3.10 ファイルとディレクトリを扱うコマンド

3.11 練習問題

  1. 前にやった宝探しを,コマンドを使ってやってみましょう.
    • まず,始めるために
      % cd /pub/sfc/ipl/1a/exercise/islands
      
      としてください.
    • cd コマンドでサブディレクトリに移動し,ls コマンドでそこに何があるか調べます.
    • 宝が無いと分かったら,親ディレクトリに移動して別のところを探します.相対パスを使えば
      % cd ..
      
      で親ディレクトリに移動します.
    • ファイルがあったら,more コマンドで中を見ます.
    • 迷子になったら,pwd コマンドで現在位置を確認します.
  2. 隣の人と組になり,隣の人が作ったファイルのどれかを自分のホームディレクトリにコピーしなさい.注意: すでにあるファイルと同じ名前のファイルをコピーすると,元からあったほうが消えてしまいます.その場合は別 の名前を指定してコピーしましょう.
  3. 自分のホームディレクトリの中に josho というディレクトリを作り, 今までに授業で作ったファイルをその中に移動させなさい.

3.12 オペレーティングシステム

ファイルを管理したり,コマンドを実行したりする縁の下の力持ちのソフトのことを,オペレーティングシステム(operating system)と呼びます.エディタや電子メールのソフトは,オペレーティングシステム無しでは動くことができません.

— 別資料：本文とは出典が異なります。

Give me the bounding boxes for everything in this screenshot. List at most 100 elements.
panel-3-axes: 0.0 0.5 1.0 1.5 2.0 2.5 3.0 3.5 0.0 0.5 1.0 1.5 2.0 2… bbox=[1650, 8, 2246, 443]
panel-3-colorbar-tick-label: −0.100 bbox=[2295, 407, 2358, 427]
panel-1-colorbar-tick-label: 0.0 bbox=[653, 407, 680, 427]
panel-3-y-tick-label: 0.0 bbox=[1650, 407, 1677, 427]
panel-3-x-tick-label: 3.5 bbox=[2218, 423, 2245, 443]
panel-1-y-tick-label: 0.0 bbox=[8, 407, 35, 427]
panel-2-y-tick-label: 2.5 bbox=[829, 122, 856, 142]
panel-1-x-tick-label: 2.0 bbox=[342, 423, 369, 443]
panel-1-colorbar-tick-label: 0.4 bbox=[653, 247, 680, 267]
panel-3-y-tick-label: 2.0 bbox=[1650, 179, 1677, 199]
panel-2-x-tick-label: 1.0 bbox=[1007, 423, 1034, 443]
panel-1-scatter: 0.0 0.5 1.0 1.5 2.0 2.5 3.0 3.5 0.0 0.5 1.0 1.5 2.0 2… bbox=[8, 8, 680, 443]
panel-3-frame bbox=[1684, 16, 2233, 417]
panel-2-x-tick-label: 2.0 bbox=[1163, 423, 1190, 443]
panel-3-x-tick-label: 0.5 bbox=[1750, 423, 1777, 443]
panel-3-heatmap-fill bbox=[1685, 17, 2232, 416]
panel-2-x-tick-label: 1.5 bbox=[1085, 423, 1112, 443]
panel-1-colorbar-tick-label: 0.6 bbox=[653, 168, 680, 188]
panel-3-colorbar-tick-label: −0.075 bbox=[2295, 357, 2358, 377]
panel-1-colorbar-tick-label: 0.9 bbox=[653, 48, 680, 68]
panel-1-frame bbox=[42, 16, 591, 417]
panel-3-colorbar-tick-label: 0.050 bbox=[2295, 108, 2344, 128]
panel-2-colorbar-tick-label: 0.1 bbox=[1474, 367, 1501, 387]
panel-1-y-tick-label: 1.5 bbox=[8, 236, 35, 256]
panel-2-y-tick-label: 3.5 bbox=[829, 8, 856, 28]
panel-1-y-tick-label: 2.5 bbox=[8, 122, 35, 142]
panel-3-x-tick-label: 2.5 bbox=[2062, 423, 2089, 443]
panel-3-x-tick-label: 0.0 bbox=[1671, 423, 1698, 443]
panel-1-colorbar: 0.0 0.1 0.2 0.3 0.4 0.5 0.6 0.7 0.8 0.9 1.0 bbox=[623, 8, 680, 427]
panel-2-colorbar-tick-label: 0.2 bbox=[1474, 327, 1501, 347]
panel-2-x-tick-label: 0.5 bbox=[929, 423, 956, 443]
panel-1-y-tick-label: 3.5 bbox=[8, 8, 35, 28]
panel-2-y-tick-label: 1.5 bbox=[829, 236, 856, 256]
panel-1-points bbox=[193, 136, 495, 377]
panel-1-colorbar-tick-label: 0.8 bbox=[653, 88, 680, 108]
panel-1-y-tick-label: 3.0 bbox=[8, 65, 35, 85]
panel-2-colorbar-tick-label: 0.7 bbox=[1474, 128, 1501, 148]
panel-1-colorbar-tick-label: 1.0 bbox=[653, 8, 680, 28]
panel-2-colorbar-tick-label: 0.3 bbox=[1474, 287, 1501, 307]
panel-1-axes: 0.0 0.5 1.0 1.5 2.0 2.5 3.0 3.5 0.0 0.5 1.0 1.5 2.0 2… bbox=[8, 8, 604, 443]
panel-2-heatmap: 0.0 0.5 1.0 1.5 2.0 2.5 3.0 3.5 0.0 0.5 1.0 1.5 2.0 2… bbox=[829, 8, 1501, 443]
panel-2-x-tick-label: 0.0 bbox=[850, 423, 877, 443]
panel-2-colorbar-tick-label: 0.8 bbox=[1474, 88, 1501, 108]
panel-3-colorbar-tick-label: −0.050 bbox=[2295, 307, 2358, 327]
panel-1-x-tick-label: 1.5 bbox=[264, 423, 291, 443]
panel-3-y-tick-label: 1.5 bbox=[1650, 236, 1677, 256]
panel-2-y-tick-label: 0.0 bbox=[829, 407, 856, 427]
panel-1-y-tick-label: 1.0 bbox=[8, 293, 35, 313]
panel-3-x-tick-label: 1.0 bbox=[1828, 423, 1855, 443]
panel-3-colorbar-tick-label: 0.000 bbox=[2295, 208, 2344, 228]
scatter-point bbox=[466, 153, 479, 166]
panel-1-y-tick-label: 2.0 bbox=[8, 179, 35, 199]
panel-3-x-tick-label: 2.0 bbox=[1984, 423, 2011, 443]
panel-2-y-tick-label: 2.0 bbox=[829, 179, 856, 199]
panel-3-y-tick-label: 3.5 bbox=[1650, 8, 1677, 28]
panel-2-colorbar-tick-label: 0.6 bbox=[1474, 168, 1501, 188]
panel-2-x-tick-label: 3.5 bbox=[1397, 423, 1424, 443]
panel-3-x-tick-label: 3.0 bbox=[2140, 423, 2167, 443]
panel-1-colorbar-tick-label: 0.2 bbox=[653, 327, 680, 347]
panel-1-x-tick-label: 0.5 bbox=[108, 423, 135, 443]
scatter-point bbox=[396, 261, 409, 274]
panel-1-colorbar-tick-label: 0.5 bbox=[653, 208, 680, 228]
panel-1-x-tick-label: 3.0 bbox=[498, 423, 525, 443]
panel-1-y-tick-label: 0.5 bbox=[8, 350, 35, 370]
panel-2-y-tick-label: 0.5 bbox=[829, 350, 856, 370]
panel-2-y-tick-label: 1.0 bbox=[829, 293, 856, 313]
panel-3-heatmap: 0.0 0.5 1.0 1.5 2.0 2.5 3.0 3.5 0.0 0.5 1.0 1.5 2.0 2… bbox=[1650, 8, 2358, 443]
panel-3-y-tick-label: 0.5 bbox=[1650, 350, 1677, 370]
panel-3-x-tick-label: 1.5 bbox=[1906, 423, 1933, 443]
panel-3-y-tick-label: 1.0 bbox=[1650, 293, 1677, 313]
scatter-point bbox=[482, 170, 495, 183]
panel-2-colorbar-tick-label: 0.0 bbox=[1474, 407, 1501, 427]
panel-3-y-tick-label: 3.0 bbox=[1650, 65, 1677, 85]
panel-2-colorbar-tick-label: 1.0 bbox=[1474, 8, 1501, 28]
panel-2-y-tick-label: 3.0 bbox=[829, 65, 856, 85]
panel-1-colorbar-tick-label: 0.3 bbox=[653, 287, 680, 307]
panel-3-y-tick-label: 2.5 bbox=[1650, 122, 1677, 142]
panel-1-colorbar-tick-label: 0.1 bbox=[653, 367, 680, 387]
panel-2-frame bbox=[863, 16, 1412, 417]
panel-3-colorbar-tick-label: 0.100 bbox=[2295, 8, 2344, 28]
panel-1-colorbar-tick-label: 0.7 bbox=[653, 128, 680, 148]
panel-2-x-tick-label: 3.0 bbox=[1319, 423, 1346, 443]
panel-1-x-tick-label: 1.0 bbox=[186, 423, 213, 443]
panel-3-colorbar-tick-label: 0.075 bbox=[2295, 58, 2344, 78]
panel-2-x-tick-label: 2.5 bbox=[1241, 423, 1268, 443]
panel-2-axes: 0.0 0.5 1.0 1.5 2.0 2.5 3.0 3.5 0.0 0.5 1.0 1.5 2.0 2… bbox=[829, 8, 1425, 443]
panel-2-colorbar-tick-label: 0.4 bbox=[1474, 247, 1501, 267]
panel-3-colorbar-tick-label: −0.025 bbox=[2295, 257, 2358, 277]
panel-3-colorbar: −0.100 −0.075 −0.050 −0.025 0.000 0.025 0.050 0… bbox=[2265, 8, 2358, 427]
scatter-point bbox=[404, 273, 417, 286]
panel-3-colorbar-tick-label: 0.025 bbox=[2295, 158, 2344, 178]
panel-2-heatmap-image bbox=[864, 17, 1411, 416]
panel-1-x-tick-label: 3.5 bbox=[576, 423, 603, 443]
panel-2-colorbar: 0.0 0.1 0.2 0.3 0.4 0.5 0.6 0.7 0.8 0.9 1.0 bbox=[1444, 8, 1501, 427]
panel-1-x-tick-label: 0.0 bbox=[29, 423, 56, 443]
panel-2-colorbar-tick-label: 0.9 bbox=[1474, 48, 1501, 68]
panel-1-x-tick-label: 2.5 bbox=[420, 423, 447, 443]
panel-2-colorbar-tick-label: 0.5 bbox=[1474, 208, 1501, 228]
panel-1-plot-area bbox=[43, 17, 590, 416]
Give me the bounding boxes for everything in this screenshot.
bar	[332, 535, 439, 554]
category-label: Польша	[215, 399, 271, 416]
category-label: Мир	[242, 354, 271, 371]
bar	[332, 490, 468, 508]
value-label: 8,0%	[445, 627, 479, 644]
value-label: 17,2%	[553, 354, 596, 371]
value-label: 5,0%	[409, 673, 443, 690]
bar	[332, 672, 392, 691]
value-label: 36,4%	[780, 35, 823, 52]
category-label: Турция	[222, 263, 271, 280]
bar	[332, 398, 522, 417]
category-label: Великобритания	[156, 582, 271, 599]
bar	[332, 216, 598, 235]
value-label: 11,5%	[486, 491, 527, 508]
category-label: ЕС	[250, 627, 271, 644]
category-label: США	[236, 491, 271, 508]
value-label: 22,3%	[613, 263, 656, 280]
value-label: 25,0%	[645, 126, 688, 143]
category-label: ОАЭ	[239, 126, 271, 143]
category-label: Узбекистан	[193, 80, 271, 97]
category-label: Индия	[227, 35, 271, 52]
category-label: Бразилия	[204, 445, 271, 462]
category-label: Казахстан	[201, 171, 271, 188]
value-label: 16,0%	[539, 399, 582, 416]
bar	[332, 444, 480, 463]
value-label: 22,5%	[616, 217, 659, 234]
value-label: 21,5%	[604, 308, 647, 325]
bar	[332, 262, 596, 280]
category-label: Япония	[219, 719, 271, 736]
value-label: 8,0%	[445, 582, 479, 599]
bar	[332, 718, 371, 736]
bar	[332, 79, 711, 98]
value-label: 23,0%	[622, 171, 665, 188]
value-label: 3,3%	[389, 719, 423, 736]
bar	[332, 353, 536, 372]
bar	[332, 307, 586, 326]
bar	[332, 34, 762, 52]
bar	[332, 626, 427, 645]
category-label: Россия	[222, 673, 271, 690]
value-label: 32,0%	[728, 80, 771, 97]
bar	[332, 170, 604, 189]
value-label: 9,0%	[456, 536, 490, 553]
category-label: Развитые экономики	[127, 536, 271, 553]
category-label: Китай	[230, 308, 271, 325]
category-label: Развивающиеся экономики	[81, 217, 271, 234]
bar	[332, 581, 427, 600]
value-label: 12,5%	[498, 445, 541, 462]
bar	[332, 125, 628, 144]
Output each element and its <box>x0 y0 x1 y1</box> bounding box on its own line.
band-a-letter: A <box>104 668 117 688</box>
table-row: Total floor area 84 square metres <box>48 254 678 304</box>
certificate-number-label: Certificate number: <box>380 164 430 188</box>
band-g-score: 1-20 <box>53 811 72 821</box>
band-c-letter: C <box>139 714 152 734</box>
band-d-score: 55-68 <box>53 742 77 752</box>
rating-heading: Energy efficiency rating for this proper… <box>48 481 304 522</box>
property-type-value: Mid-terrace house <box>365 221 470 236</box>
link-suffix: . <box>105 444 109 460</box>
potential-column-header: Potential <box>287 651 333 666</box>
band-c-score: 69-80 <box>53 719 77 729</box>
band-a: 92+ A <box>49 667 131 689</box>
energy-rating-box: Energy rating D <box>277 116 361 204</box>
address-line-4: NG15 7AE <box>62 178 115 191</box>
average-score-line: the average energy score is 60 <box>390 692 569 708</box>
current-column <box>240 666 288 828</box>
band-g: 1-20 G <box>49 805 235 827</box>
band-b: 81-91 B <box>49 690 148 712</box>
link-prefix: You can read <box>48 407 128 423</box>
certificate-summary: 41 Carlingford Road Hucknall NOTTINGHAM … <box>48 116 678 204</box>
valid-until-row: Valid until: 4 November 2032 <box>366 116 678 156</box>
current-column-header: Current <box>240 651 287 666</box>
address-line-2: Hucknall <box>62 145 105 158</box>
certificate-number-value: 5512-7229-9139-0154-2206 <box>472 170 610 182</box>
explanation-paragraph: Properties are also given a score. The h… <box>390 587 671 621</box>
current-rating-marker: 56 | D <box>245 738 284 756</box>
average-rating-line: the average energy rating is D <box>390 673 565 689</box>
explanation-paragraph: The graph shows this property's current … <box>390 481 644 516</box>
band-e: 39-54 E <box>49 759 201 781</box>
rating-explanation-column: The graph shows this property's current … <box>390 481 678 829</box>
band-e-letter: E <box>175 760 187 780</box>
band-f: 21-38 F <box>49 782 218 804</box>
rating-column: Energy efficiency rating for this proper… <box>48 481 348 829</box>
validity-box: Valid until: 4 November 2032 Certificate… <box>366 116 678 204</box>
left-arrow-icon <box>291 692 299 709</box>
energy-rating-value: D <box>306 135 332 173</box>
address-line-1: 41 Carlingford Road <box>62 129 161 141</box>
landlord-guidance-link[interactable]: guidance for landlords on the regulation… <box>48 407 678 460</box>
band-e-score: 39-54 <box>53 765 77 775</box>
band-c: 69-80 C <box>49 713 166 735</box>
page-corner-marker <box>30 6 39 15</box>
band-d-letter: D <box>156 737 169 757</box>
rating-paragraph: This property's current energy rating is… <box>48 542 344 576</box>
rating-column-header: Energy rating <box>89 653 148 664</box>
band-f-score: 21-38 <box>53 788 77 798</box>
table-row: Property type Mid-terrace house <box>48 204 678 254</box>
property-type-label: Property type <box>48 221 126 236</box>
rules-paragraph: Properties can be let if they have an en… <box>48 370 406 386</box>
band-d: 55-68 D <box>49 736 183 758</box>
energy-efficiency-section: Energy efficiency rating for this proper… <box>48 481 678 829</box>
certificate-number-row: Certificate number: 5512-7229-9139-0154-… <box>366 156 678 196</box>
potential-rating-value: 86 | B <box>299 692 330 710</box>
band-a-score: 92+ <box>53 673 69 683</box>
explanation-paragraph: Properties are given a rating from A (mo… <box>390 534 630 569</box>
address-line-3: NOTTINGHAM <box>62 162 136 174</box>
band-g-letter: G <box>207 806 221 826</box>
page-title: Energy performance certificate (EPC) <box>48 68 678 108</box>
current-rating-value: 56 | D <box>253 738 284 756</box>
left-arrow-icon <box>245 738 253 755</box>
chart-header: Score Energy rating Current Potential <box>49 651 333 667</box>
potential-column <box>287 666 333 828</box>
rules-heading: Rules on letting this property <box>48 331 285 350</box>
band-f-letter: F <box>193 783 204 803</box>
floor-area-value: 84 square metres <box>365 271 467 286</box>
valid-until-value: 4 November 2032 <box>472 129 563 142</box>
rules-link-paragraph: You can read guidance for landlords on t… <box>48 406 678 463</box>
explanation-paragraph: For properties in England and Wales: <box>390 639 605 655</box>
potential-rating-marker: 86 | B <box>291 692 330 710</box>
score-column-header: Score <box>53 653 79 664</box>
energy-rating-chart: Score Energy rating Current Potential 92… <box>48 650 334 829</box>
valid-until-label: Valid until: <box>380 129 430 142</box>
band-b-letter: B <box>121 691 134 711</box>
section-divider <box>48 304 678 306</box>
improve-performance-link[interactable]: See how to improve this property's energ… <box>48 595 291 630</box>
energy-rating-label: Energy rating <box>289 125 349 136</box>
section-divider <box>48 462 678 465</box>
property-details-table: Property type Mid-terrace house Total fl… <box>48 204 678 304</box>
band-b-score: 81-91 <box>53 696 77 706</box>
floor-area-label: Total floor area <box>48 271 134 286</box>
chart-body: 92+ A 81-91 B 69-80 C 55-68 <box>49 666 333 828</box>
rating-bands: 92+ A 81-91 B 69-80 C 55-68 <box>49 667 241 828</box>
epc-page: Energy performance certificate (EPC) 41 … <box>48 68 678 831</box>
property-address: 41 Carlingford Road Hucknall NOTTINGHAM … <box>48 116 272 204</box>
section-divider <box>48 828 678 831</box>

オペレーティングシステムにはたくさんの種類があります.ソフトを作るときは通 常,特定のオペレーティングシステムを想定して作るので,他のオペレーティングシステムを使って動かすことはできません.CNS のほとんどのコンピュー タは UNIX というオペレーティングシステムを使用しています.

UNIX は1969年に最初のバージョンができた,長い歴史を持つオペレーティングシステムです.主として大学や企業の技術部門で使われていて,インターネッ ト技術の多くも UNIX を用いて開発されました.また,その信頼性の高さから, インターネットや企業内ネットワークのサーバ用オペレーティングシステムとしても普及しています.

UNIX にもいろいろな種類がありますが,最近注目を集めているのは,オープ ンソース運動によって開発されたバージョンです.オープンソース運動とは, 特定の企業に支配されたソフトではなく,世界中の技術者がボランティアとし て参加し,自分達のためにソフトを作ろうという運動です.このようにしてで きたUNIX として,Linux, FreeBSD があります.特に Linux はパソコン用 OS としても急激に普及しつつあることで話題になっています.

3.13 宿題

  1. /pub/sfc/ipl/1a/exercise/islands 以下のツリー構造を全部調べて紙に書きなさい.
  2. 次のことをすると何が起きるかやって見なさい.
    • ls の引数に存在しないディレクトリ名を指定する.
    • ls -l の引数にディレクトリでは無く,通常ファイルを指定する.
    • rm の引数に存在しないファイル名を指定する.
    • more の引数に通常ファイルでは無く,ディレクトリを指定する.
    • rmdir の引数に空で無いディレクトリを指定する.

3.14 おまけ

emacs でディレクトリの内容を表示するバッファは dired モードと言い,表示だけでなく,コマンドを起動してファイル操作をすることもできます.

dired のマニュアルは次のようにして読むことができます.

  1. [Help]→[Manuals]→[Find Command in Manual] C-h C-f とします.
  2. ミニバッファに Find documentation for command: と出るので,dired と入力し,Returnキーを押します.
  3. インフォの dired の部分が表示されるので,後はSpaceキーを押して順番に読んでいくか,太字の項目をマウスの中ボタンでクリックして必要な部分を読みます.インフォを終了する時は,[Info]→[exit] q とします.